This is a trial of point of care procalcitonin trial in sepsis. The results were shared in the room but are not allowed to be released yet, but watch this space and wait for the formal publication. The trial is looking at procalcitonin in an undifferentiated possible sepsis group. It looks at whether the addition of procalcitonin to NEWS2 could lead to a reduction in antibiotic use without changing 28 day mortality,.

You can read more about the trial here https://www.cardiff.ac.uk/centre-for-trials-research/research/studies-and-trials/view/pronto

We can’t reveal the results here, but we can tell you that they are very interesting and will have people thinking about sepsis and antibiotic stewardship for years to come.

Procedures and skills session

Chris Yap talked about plan A blocks as a development of the fascia iliaca blocks that we are all very familiar with. A poll in the session revealed that most people are using USS guided FIB blocks. Chris talked us through other blocks that we might be able to use and should probably train in.

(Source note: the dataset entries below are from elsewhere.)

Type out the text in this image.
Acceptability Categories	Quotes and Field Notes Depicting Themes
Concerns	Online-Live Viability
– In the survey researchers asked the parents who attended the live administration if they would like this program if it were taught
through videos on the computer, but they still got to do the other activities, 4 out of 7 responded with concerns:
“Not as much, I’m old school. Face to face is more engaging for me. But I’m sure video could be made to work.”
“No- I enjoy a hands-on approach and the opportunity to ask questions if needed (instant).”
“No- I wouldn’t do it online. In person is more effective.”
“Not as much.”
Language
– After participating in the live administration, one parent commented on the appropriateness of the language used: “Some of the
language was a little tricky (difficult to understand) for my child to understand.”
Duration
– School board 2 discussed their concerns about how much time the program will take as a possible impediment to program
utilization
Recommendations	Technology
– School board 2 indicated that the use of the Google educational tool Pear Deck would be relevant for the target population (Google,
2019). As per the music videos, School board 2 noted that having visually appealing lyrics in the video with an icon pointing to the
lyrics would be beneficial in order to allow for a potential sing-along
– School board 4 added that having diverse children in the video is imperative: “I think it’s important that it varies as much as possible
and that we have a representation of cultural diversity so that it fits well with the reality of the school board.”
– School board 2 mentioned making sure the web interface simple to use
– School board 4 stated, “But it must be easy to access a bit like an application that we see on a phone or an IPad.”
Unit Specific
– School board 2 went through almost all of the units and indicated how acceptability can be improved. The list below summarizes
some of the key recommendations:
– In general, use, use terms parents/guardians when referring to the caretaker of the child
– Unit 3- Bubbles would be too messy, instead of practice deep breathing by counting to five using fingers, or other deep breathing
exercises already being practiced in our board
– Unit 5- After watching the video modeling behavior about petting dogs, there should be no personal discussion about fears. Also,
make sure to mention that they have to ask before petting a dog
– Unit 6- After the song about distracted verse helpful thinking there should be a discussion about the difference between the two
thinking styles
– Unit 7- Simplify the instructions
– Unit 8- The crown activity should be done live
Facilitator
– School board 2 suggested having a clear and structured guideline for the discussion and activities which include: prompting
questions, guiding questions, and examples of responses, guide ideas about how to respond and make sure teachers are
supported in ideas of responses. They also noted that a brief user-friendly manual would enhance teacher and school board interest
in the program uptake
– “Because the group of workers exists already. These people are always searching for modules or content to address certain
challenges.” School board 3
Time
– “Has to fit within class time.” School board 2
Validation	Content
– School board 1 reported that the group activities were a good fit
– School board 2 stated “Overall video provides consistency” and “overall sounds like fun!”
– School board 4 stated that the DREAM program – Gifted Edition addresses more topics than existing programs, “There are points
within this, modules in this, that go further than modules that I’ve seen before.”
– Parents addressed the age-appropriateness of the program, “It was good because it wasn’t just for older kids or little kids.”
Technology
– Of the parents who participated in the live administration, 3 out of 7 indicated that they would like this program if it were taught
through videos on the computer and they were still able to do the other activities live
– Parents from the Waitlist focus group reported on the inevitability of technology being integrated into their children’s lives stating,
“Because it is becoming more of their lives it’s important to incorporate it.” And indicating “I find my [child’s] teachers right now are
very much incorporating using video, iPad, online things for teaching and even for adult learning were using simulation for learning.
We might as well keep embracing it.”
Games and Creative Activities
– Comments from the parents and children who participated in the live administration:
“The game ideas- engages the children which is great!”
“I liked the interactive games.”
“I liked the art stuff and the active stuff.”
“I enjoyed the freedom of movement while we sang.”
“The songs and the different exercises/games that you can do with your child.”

  1. Axillary nerve blocks for wrist manipulations (hmm, a maybe from me)
  2. Rib blocks. Consider serratus anterior blocks for rib fractures (strong agree from me), and in some cases erector spinae blocks. I’m a strong believer in really actively managing pain in rib fractures as it is so difficult to them and also has a real impact on their mortality and morbidity.
  3. Intra-articular local anaesthetic agents can be used for the reduction of shoulder dislocations. I’ve done this a few times and it does work, but at the moment I’m mostly using sedation and opioids to manage these patients. Maybe I’ll think about this again for those patients in whom sedation might be a less than optimal approach (e.g. comorbidities, intoxication etc.)
  4. The other USS guided block I use quite a lot is the ankle blocks.

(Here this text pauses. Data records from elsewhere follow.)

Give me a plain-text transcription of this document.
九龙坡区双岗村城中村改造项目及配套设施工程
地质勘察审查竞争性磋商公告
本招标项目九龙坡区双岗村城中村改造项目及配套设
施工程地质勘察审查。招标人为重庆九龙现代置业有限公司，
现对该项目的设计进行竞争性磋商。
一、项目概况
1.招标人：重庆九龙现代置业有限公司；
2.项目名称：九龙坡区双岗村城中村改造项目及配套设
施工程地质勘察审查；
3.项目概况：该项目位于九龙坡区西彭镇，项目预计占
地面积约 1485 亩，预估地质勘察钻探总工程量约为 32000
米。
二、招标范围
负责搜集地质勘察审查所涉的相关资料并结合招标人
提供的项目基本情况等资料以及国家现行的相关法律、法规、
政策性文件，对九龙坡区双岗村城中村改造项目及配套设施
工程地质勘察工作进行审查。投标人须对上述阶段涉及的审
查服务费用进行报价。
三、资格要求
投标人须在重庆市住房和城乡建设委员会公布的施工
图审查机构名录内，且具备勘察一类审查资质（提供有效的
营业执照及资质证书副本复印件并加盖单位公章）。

Chris suggests that we reconsider what blocks we consider learning and perhaps we may see a change in the curriculum as a result of proposed Delphi study.

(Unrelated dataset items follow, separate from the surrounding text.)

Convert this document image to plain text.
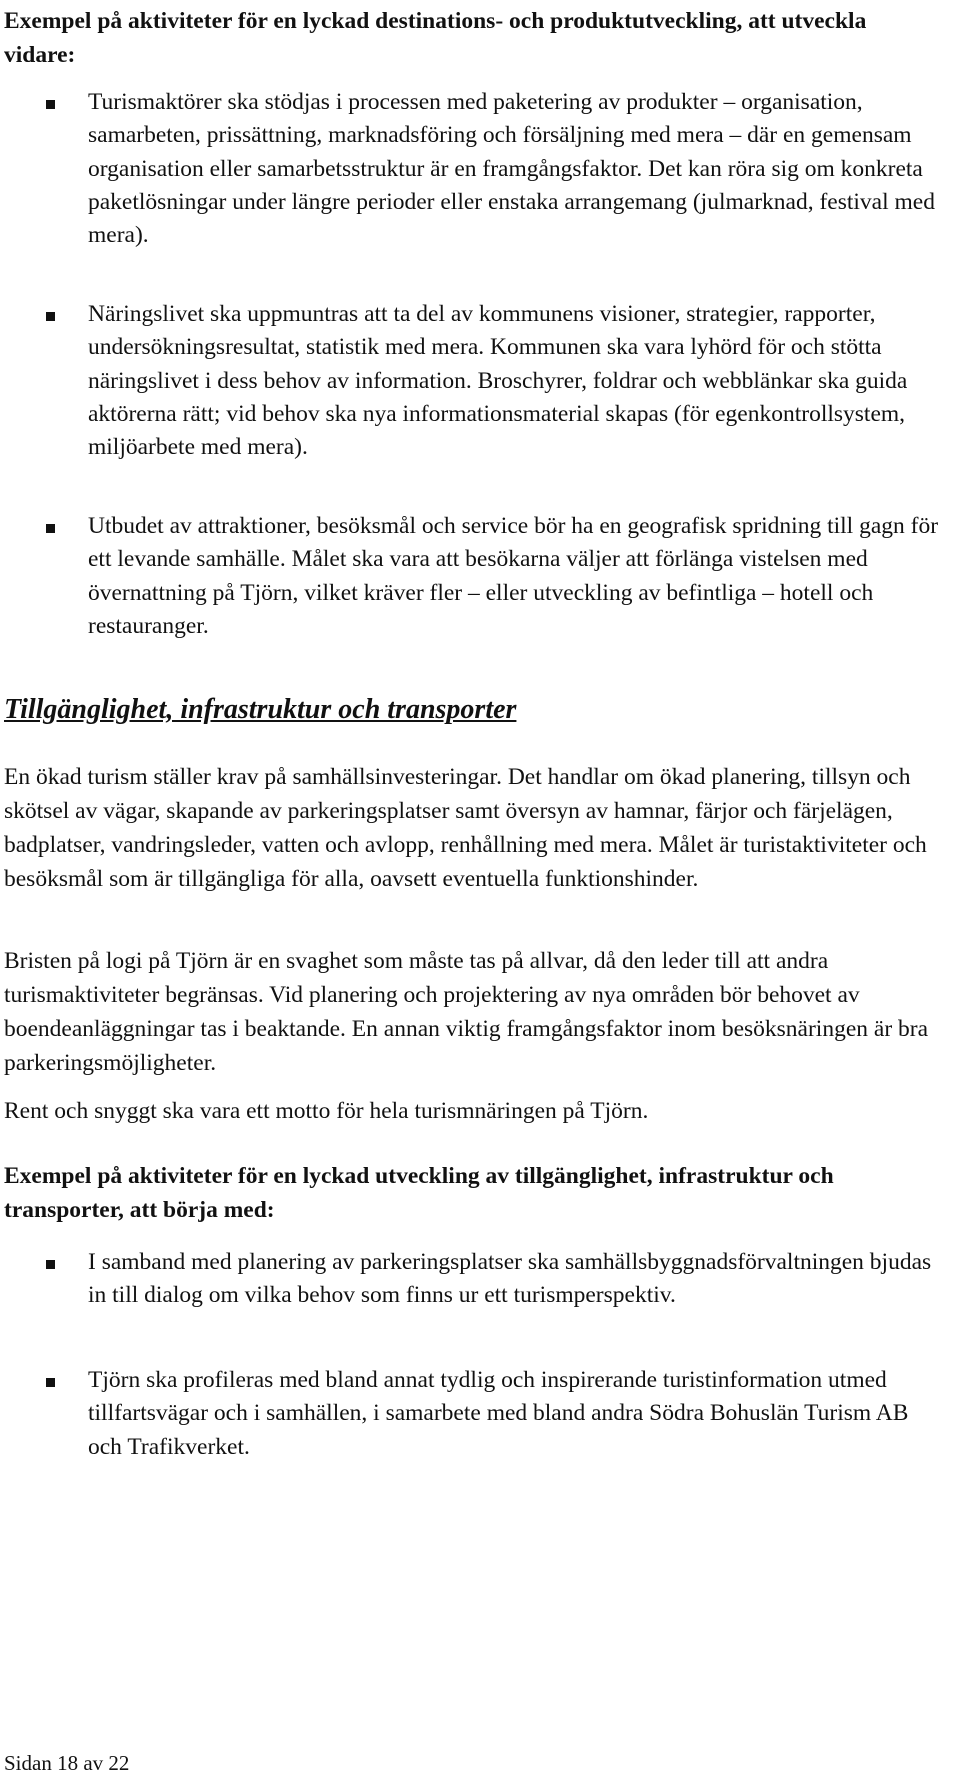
Exempel på aktiviteter för en lyckad destinations- och produktutveckling, att utveckla vidare:

Turismaktörer ska stödjas i processen med paketering av produkter – organisation, samarbeten, prissättning, marknadsföring och försäljning med mera – där en gemensam organisation eller samarbetsstruktur är en framgångsfaktor. Det kan röra sig om konkreta paketlösningar under längre perioder eller enstaka arrangemang (julmarknad, festival med mera).

Näringslivet ska uppmuntras att ta del av kommunens visioner, strategier, rapporter, undersökningsresultat, statistik med mera. Kommunen ska vara lyhörd för och stötta näringslivet i dess behov av information. Broschyrer, foldrar och webblänkar ska guida aktörerna rätt; vid behov ska nya informationsmaterial skapas (för egenkontrollsystem, miljöarbete med mera).

Utbudet av attraktioner, besöksmål och service bör ha en geografisk spridning till gagn för ett levande samhälle. Målet ska vara att besökarna väljer att förlänga vistelsen med övernattning på Tjörn, vilket kräver fler – eller utveckling av befintliga – hotell och restauranger.

Tillgänglighet, infrastruktur och transporter

En ökad turism ställer krav på samhällsinvesteringar. Det handlar om ökad planering, tillsyn och skötsel av vägar, skapande av parkeringsplatser samt översyn av hamnar, färjor och färjelägen, badplatser, vandringsleder, vatten och avlopp, renhållning med mera. Målet är turistaktiviteter och besöksmål som är tillgängliga för alla, oavsett eventuella funktionshinder.

Bristen på logi på Tjörn är en svaghet som måste tas på allvar, då den leder till att andra turismaktiviteter begränsas. Vid planering och projektering av nya områden bör behovet av boendeanläggningar tas i beaktande. En annan viktig framgångsfaktor inom besöksnäringen är bra parkeringsmöjligheter.

Rent och snyggt ska vara ett motto för hela turismnäringen på Tjörn.

Exempel på aktiviteter för en lyckad utveckling av tillgänglighet, infrastruktur och transporter, att börja med:

I samband med planering av parkeringsplatser ska samhällsbyggnadsförvaltningen bjudas in till dialog om vilka behov som finns ur ett turismperspektiv.

Tjörn ska profileras med bland annat tydlig och inspirerande turistinformation utmed tillfartsvägar och i samhällen, i samarbete med bland andra Södra Bohuslän Turism AB och Trafikverket.

Sidan 18 av 22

Chris’s guide to blocks is based on an anaesthetic and prehospital colleague. Know these 4 steps, of which the third is the key one. I like this, a great way to practice and also to teach.

  • Know the nerve
  • See the nerve
  • See the needle
  • Do the block.

Preparation for high risk procedures

Dion Arbid (EM and PHEM consutlant) talked on HALO techniques which is something we’ve covered on the blog before on the links below. There was a lot of common ground (which was reassuring).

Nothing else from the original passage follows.